Amphibians and reptiles are generally less understood by the public who often perceive these species differently to iconic mammals. However, many populations of our once common amphibian species are in decline. Common frog, common toad and natterjack toad populations have been reported as being in decline since the 1970s4,5. Recent research in 2016 by Froglife and the University of Zurich has shown that common toad populations have declined across the UK by 68% over the past 30 years, which approximates to a 2.26 % decline per year. This value is comparable to the declines in many of our iconic mammal species and highlights that significant declines may be widespread across our native fauna. The reasons for the decline in the common toad are similar to those affecting hedgehogs including habitat loss and fragmentation, pollution and climate change. The adder, being the only native venomous snake in the UK, often has a poor perception from the public. However research by Natural England and Froglife in 2002 has indicated significant population declines in the adder, especially from the Midlands6. In this study one third of adder populations were estimated to consist of less than 10 individuals which puts them at high risk of extinction. These declines are likely to be attributable to poor habitat management including agricultural intensification as well as public pressure (recreation) and persecution6. At Froglife we aim to raise awareness of the declines in our native amphibian and reptile species, especially those which were once common. We wish to highlight that widespread amphibian and reptile species, such as the common toad, are suffering declines equivalent to iconic mammals such as the water vole and hedgehog. At Froglife we carry out extensive practical habitat creation and restoration each year, both locally and nationally, with the aim of improving environmental conditions for our native amphibians and reptiles and aiding to conserve populations of our valuable herpetofauna.
1Wildlife Trusts (2018). http://www.wildlifetrusts.org/news/2018/02/26/new-report-points-30-decline-water-vole-distribution.
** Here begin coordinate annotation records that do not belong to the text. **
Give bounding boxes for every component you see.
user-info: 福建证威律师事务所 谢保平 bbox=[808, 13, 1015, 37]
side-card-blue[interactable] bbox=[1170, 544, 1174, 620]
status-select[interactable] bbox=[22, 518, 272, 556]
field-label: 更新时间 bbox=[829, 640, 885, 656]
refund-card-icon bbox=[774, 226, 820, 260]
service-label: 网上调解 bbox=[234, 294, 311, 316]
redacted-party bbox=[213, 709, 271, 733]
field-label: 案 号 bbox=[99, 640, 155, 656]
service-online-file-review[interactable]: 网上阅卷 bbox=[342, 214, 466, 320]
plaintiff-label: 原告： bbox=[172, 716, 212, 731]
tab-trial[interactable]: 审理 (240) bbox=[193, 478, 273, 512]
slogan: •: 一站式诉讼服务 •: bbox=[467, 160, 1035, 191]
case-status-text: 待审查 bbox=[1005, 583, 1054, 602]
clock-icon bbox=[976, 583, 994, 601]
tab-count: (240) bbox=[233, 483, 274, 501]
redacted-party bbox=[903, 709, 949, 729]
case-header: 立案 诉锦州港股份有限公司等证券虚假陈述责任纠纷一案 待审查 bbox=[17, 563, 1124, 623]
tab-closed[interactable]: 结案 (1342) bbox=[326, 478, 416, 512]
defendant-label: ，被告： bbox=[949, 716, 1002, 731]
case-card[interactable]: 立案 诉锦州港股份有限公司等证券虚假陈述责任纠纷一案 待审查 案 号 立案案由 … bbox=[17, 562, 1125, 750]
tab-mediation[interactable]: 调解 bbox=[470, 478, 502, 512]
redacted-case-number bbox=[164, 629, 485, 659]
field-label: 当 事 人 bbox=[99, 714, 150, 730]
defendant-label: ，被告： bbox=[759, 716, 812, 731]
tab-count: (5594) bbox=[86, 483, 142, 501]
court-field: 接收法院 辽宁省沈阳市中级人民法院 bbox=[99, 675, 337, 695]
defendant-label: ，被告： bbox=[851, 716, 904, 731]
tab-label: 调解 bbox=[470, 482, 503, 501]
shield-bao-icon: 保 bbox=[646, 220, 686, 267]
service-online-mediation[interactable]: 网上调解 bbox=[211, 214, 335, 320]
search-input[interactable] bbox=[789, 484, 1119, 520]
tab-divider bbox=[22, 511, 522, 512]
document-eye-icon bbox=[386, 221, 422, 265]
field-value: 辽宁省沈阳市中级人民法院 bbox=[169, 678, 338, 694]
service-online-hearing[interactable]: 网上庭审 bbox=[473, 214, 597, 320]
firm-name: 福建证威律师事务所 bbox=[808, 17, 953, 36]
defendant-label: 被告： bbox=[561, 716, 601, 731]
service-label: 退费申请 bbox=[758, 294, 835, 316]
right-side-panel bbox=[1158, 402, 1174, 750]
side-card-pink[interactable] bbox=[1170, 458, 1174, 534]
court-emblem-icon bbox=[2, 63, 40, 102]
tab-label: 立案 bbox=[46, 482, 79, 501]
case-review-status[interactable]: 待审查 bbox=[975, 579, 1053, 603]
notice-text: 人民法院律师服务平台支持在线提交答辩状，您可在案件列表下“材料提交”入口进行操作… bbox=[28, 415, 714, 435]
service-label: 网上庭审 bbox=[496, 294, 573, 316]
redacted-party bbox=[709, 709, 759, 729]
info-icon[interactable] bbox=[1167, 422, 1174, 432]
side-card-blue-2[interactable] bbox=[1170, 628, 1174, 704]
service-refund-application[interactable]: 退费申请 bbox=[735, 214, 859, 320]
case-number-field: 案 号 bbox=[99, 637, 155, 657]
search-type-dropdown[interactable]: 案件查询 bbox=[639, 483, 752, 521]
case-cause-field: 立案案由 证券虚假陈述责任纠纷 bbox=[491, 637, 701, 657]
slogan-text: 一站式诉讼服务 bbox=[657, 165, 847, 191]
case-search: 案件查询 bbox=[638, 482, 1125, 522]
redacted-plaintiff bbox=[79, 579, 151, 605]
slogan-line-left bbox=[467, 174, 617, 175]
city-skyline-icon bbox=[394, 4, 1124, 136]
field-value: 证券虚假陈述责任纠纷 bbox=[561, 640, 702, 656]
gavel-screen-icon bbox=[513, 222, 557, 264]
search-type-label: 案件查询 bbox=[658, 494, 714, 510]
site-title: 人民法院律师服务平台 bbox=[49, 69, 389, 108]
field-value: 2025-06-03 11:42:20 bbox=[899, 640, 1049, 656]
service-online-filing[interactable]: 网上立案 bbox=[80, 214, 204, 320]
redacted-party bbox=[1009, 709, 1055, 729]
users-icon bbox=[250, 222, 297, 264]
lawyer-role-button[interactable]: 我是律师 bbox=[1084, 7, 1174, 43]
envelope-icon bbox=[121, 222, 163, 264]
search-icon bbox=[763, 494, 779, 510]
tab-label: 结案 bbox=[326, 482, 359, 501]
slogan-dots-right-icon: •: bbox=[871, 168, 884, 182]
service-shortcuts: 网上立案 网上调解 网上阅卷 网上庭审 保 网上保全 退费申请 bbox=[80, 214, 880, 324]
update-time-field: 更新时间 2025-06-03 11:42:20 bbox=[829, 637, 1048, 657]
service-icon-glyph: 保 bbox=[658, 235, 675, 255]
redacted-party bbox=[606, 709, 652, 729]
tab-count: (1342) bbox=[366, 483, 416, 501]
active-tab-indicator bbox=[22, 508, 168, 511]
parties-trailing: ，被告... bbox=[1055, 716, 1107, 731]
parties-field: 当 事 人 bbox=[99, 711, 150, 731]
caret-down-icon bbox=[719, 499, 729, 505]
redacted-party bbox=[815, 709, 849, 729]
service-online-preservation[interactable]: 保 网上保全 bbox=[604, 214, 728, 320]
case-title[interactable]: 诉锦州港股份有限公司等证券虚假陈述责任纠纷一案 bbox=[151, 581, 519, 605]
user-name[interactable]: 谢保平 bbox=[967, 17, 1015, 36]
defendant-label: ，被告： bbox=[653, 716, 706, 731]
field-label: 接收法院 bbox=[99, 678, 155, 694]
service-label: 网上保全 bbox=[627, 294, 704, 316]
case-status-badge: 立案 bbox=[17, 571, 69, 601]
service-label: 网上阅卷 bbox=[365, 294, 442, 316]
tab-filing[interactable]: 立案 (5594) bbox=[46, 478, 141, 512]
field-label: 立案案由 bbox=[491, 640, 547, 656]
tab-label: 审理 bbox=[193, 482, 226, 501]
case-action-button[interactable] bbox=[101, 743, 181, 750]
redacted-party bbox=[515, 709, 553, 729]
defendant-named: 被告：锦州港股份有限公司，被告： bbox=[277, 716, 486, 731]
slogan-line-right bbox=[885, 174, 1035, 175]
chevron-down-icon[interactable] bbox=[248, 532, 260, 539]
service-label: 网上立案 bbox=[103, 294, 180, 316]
Accessed on 13th March 2018.
2BTO (2018) https://www.bto.org/science/monitoring/hedgehogs. Accessed on 13th March 2018.
3Bat Conservation (2018) http://www.bats.org.uk/pages/species_population_trends.html. Accessed on 13th March 2018.
4Beebee, T.J.C. (1973) Observations concerning the decline of the British Amphibia. Biological Conservation, 5 (1): 20-24.
5Beebee, T.J.C. (1977) Environmental change as a cause of natterjack toad (Bufo calamita) declines in Britain. Biological Conservation, 11: 87-102.
6Baker, J.R., Suckling, J. & Carey, R. (2004) Status of the adder Vipera berus and slow-worm Anguis fragilis in England. English Nature Research Report 546, English Nature, Peterborough, UK.